Он иногда бывал у отставного генерала, у которого сын командовал батареей и приехал контуженый. Сын был разбит совершенно, так тряхнуло, что едва отрыли, посинел, синяк с правой стороны, теперь поправляется. Они с отцом держались от всех отъединенно.
— Ну и что генерал вам говорил?
— Бранит он великого князя, вот ведь сделали из него героя, за резкость прославили, за самодурство, а ведь кавалерийской дивизией, и то не сможет на фронте командовать, он из тех, что отличались в мирное время на смотру, а в первых боях показали растерянность неуместную и неспособность.
— Матушка, — склоняясь к маме, говорил Зазулин, — Прасковья Васильевна, дорогая, путаница у великого князя, с первых дней разобраться никак не могут, за них другие работать приучены, а тут нужна голова. С первых же дней, вот как в Восточную Пруссию пошли, с первых же дней не знал, ни где какие части, вот как сейчас не знают, где у нас обозы, сколько снаряжения и сколько у нас оружия. Ах, великий князь, не только уже по-барски, а по-великокняжески это дело ведем. Да что же, да ведь мы врагов своих обрадовали, они знай похваливают, у нас-то наверху такого и не ожидали, ну, и оправдание сразу же есть — вот и французы не ожидали, этого мы и не знаем, кто ожидал и чего.
Он оглянулся.
— Фединька, — сказала мама, — погляди, где Ириша, где газеты. — Это для того, чтобы я не слышал.
— Да, — и я пошел в комнату брата. Эти доверительные беседы Зазулина с матерью были горьки для меня не только тем, о чем он сообщал ей, но и тем, что им приходилось от меня беседу скрывать и меня отсылать, а я редко встречал такую сердечную горечь и ясность ума, как у Зазулина.
— Фединька, — говорили мне, — ты бы пошел в сад.
— Мама, — горько и оскорбленно отвечал я.
— Вот теперь кровью и платим за недомыслие, за этот пустой, парадный блеск. А кровь-то какая, — говорил Зазулин летом во время отступлений, — ох, боюсь я, такой крови не простит народ, помяните мое слово.
Народ перестал петь, в деревнях замолчали уже к концу весны пятнадцатого года.
В мае-июне мы потеряли почти всю Галицию, все, что было захвачено во время наступления, что обрадовало нас количеством пленных австрияков и взятых пушек, а к июлю потеряли почти целых двенадцать губерний. Война приближалась к Западной Двине.
— Старик-то наш, — сказал Платошка, — прочитал газеты и заплакал.
Ясно было одно: становилось там все хуже, настроение было такое, что некуда себя деть, у мамы все из рук валится.
В июле брат командовал батальоном, а я на эвакуационном пункте работал с всегда недовольным, растрепанным и очень сердитым Толей, собирал сведения, писал письма. Помню, подбежал мальчишка:
— Нашел одного из наших. Говорит, батальона капитана Косицкого.

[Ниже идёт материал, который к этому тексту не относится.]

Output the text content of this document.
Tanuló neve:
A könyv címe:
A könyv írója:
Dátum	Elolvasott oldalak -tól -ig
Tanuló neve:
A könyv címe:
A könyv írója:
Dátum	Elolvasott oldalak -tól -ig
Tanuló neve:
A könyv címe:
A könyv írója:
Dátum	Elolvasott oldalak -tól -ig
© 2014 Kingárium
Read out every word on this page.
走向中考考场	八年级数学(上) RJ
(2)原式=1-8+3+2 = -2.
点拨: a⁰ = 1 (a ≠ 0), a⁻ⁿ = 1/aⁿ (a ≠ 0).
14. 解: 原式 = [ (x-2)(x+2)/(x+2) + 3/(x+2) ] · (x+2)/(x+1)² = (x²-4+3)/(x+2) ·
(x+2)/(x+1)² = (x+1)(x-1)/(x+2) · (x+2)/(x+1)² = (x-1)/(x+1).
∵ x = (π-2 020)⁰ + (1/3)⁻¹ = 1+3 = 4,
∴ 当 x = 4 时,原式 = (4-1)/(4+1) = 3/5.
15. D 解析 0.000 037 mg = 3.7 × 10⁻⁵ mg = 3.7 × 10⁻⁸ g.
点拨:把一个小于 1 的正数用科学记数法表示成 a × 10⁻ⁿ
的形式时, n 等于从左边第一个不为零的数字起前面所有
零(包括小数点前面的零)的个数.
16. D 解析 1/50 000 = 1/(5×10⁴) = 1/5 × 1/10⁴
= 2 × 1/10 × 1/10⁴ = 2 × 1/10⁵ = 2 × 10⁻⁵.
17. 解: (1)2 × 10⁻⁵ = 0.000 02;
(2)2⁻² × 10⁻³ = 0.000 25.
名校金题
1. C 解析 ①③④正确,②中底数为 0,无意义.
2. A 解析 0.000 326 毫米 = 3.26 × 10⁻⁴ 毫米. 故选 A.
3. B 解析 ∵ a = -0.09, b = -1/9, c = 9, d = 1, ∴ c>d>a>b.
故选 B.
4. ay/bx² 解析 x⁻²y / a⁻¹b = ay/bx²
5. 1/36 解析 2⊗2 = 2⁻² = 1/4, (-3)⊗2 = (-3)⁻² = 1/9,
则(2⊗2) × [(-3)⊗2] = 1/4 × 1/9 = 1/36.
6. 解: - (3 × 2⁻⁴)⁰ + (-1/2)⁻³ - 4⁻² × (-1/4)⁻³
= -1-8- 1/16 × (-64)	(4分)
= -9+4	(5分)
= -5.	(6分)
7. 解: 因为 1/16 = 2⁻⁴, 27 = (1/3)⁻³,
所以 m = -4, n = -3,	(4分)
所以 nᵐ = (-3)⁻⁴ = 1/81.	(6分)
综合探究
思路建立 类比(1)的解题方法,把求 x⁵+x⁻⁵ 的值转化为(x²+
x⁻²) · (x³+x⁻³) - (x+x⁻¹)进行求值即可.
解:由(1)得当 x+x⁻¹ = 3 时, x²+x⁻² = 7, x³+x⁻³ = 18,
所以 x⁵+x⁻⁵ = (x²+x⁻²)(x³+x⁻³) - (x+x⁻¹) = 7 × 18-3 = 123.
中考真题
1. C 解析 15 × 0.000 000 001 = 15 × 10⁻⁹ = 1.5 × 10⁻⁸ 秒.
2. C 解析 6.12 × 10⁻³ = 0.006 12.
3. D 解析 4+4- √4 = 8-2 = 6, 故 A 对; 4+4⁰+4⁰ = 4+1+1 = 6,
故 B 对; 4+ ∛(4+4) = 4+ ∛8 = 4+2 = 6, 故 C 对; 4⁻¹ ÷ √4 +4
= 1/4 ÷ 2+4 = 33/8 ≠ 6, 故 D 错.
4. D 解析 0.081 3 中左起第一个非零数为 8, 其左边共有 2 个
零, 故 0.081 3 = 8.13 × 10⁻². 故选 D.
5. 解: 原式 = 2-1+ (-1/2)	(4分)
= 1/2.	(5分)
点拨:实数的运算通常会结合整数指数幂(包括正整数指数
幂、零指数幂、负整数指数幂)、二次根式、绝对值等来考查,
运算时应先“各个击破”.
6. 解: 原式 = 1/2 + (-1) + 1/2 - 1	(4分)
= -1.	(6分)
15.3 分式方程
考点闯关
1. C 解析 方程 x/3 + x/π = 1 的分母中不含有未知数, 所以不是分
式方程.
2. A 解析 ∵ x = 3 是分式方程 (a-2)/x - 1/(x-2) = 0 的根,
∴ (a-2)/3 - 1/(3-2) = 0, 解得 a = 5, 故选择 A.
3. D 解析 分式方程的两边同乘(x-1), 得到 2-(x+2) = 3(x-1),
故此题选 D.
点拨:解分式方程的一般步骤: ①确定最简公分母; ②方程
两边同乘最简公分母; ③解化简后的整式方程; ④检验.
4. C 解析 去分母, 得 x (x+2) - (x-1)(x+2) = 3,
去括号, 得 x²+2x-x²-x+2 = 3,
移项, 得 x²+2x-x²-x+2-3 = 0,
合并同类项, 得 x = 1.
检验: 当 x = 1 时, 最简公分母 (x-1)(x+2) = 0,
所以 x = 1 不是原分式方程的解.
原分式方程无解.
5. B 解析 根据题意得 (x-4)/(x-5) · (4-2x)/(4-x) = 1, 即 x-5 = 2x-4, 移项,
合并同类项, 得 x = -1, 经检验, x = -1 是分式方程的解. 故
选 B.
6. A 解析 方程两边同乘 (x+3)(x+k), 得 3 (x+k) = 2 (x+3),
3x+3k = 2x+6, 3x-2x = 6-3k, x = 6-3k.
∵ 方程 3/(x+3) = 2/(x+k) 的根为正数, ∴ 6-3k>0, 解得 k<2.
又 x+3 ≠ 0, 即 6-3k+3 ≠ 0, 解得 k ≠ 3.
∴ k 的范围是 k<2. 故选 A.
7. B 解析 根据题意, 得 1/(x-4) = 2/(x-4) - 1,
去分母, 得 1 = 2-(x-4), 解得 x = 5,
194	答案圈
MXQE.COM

— Ну, спасибо, — и мы окружили этого ефрейтора около вагона. Он, как бы оправдываясь, смущенно нам, ребятам, говорил: «Да что, уступаем. Тут мученичество, а не бои. У нас нехватка всего, патронов, и тех мало, да что говорить — посылаем часто солдат собирать патроны из подсумков убитых. Придет пополнение, и этих необученных в часть вливают, а у немцев проволока толстая, и нет ни ножниц достаточного количества для ее резки, ни для ее подрыва ручных гранат. Я своих повел, а до проволоки и не дошел. Да и как добежать: земля дрожит от огня, а мы — как оглашенные, ничего уж больше прибывшие не понимают. Телефонную связь все время снаряды рвут, а мы отвечать на такой огонь не можем», — рассказывал он и прикуривал. Правая рука у него была прострелена, а он — меж колен зажав спичечный коробок.
— Испытание, горе великое, — часто говорила мама, — всенародное горе.
«Мы все страшно устали, — первый раз откровенно написала Зоя, — бедная Кира, она просыпалась от замирания сердца. Сядет на койку, „ох, — скажет, — там опять тяжело“. — Да что ты, успокойся. — И действительно, Кира оказывалась права: сестры по часам проверяли, утром мы узнавали, что ночью был трудный бой. — Ты только подумай, как она связана с Ваней и в каком напряжении живет, даже во сне чувствует, когда ему тяжело. Она живет только им и работой, а ведь каждый день потери и кругом такое страдание — раздробленные кости, порванные осколками мускулы, выбитые глаза».